Introduction
It’d be nice to have compiler warnings and errors for redundant access control modifiers when a member's declared access level exceeds its enclosing type's effective access level. In Swift's access control model, a member cannot be more accessible than its enclosing type, making such declarations misleading and potentially confusing. This proposal aims to improve code clarity and help developers better understand the actual accessibility of their APIs.
Motivation
Swift's access control system follows a fundamental rule: no entity can be more accessible than its enclosing context. For example, a public
property of an internal
struct is effectively internal
, regardless of the explicit public
modifier. However, the compiler currently accepts such declarations without any warnings, leading to several problems:
1. Misleading Code and False Expectations
Consider this example:
struct User: Decodable {
struct Name: Decodable {
let title: String
let first: String
let last: String
}
public let name: Name
let email: String
public func foo() {
print("Hello World!")
}
}
Here, the User
struct has the default internal
access level. The public
modifiers on name
and foo()
suggest these members are publicly accessible, but they are effectively internal
. This creates false expectations for developers reading or maintaining the code.
2. Code Review Confusion
When reviewing pull requests, team members might assume that marking a member as public
makes it part of the public API. They may spend time discussing API design implications for members that aren't actually publicly accessible.
3. Maintenance Burden
As codebases evolve, developers might change an outer type's access level without realizing that inner members have redundant modifiers. This creates visual noise and makes it harder to understand the true access boundaries of a module.
4. Learning Curve for New Swift Developers
Newcomers to Swift might not understand why their public
member isn't accessible from another module, leading to confusion about how access control works. A compiler diagnostic would provide immediate feedback and education about Swift's access control rules.
5. API Evolution Pitfalls
When developers later decide to make an internal type public, they might overlook members that already have public
modifiers, assuming they're already correctly configured.

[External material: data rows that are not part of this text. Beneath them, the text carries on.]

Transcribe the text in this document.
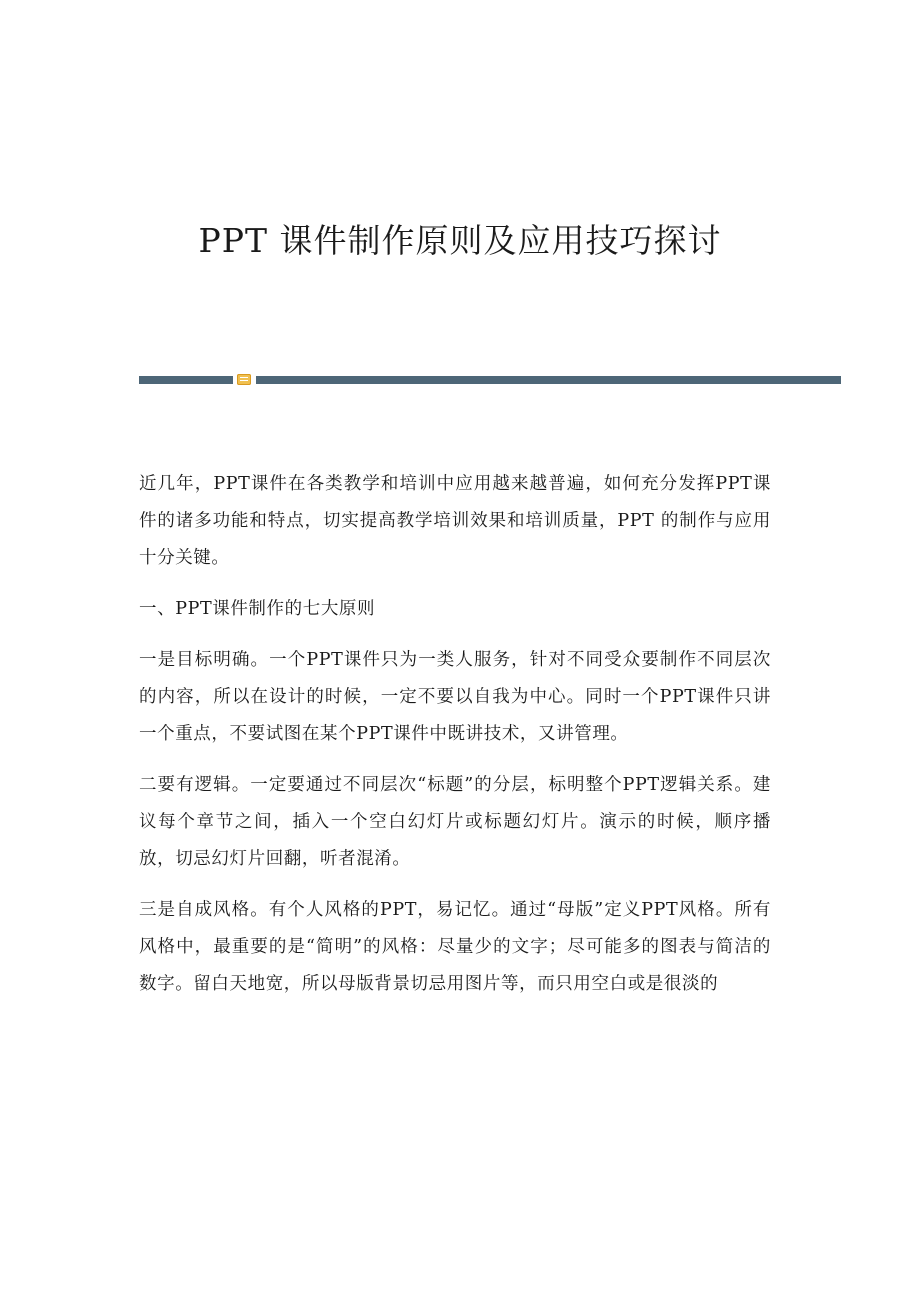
PPT 课件制作原则及应用技巧探讨

近几年，PPT课件在各类教学和培训中应用越来越普遍，如何充分发挥PPT课件的诸多功能和特点，切实提高教学培训效果和培训质量，PPT 的制作与应用十分关键。

一、PPT课件制作的七大原则

一是目标明确。一个PPT课件只为一类人服务，针对不同受众要制作不同层次的内容，所以在设计的时候，一定不要以自我为中心。同时一个PPT课件只讲一个重点，不要试图在某个PPT课件中既讲技术，又讲管理。

二要有逻辑。一定要通过不同层次“标题”的分层，标明整个PPT逻辑关系。建议每个章节之间，插入一个空白幻灯片或标题幻灯片。演示的时候，顺序播放，切忌幻灯片回翻，听者混淆。

三是自成风格。有个人风格的PPT，易记忆。通过“母版”定义PPT风格。所有风格中，最重要的是“简明”的风格：尽量少的文字；尽可能多的图表与简洁的数字。留白天地宽，所以母版背景切忌用图片等，而只用空白或是很淡的
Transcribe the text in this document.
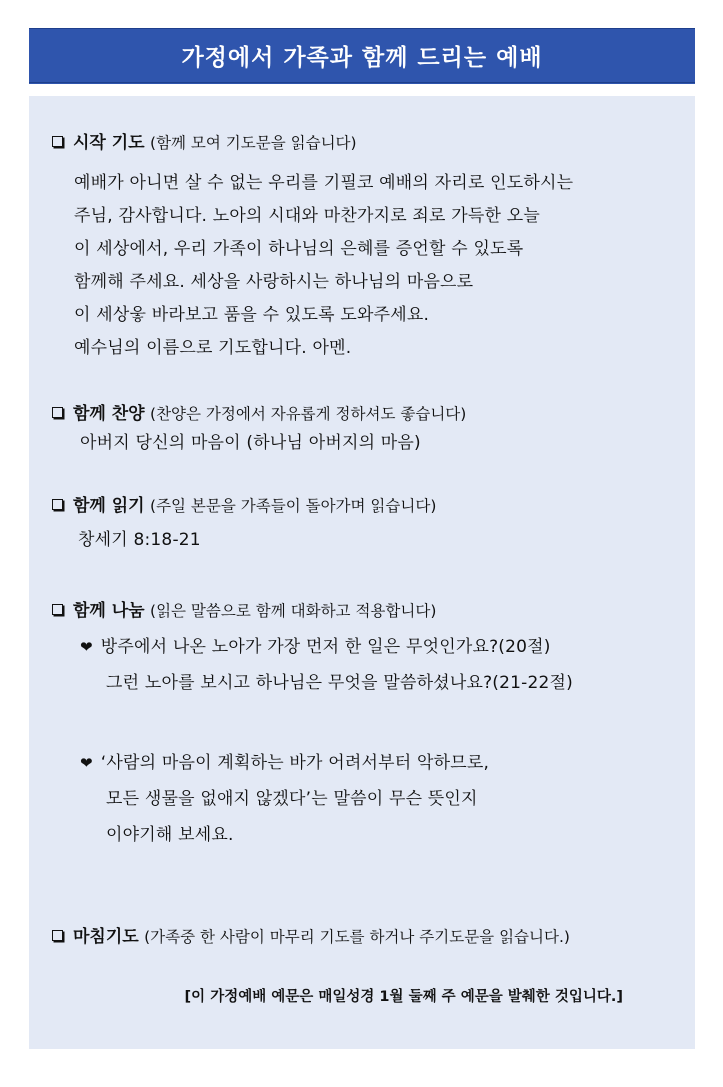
가정에서 가족과 함께 드리는 예배
시작 기도 (함께 모여 기도문을 읽습니다)
예배가 아니면 살 수 없는 우리를 기필코 예배의 자리로 인도하시는
주님, 감사합니다. 노아의 시대와 마찬가지로 죄로 가득한 오늘
이 세상에서, 우리 가족이 하나님의 은혜를 증언할 수 있도록
함께해 주세요. 세상을 사랑하시는 하나님의 마음으로
이 세상웋 바라보고 품을 수 있도록 도와주세요.
예수님의 이름으로 기도합니다. 아멘.
함께 찬양 (찬양은 가정에서 자유롭게 정하셔도 좋습니다)
아버지 당신의 마음이 (하나님 아버지의 마음)
함께 읽기 (주일 본문을 가족들이 돌아가며 읽습니다)
창세기 8:18-21
함께 나눔 (읽은 말씀으로 함께 대화하고 적용합니다)
❤ 방주에서 나온 노아가 가장 먼저 한 일은 무엇인가요?(20절)
그런 노아를 보시고 하나님은 무엇을 말씀하셨나요?(21-22절)
❤ ‘사람의 마음이 계획하는 바가 어려서부터 악하므로,
모든 생물을 없애지 않겠다’는 말씀이 무슨 뜻인지
이야기해 보세요.
마침기도 (가족중 한 사람이 마무리 기도를 하거나 주기도문을 읽습니다.)
[이 가정예배 예문은 매일성경 1월 둘째 주 예문을 발췌한 것입니다.]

This can lead to unintended API surface exposure.
Currently, developers must rely on manual code review, third-party linters, or trial-and-error to catch these issues. The compiler has all the information needed to detect these redundant modifiers but provides no feedback.
Proposed Solution
It’d nice to add compiler diagnostics when a member's explicitly declared access level exceeds its enclosing type's effective access level. The diagnostic should:
1. Emit a Warning (Initially)
For Swift 6.x compatibility, start with a warning:
internal struct User {
public let name: Name // Warning: 'public' modifier is redundant;
// 'name' is effectively 'internal' because
// its enclosing type 'User' is 'internal'
public func foo() {} // Warning: 'public' modifier is redundant;
// 'foo()' is effectively 'internal' because
// its enclosing type 'User' is 'internal'
}
2. Provide Fix-It Suggestions
The compiler should offer automatic fix-its:
- Option 1: Remove the redundant modifier (most common case)
- Option 2: Suggest making the enclosing type match the intended access level
3. Handle Nested Types
The diagnostic should work correctly with nested types at any depth:
internal class Outer {
public class Middle { // Warning: redundant 'public'
public func bar() {} // Warning: redundant 'public' (limited by Outer)
}
}
4. Consider File-Private and Private Edge Cases
The diagnostic should be intelligent about fileprivate
and private
:
fileprivate struct Config {
internal let value: String // Warning: redundant 'internal'
public let name: String // Warning: redundant 'public'
}
5. Future Path to Error
In a future Swift version (e.g., Swift 7), this could become a compile-time error, similar to how other redundant or contradictory declarations are handled.
Example of Improved Code:
Before (with redundant modifiers):
struct User: Decodable {
public let name: Name
public func foo() {
print("Hello World!")
}
}
After (clean and accurate):
struct User: Decodable {
let name: Name
func foo() {
print("Hello World!")
}
}
Or, if public access was truly intended:
public struct User: Decodable {
public let name: Name
public func foo() {
print("Hello World!")
}
}
This change would make Swift's access control more transparent, improve code quality, and provide better learning experiences for developers at all skill levels.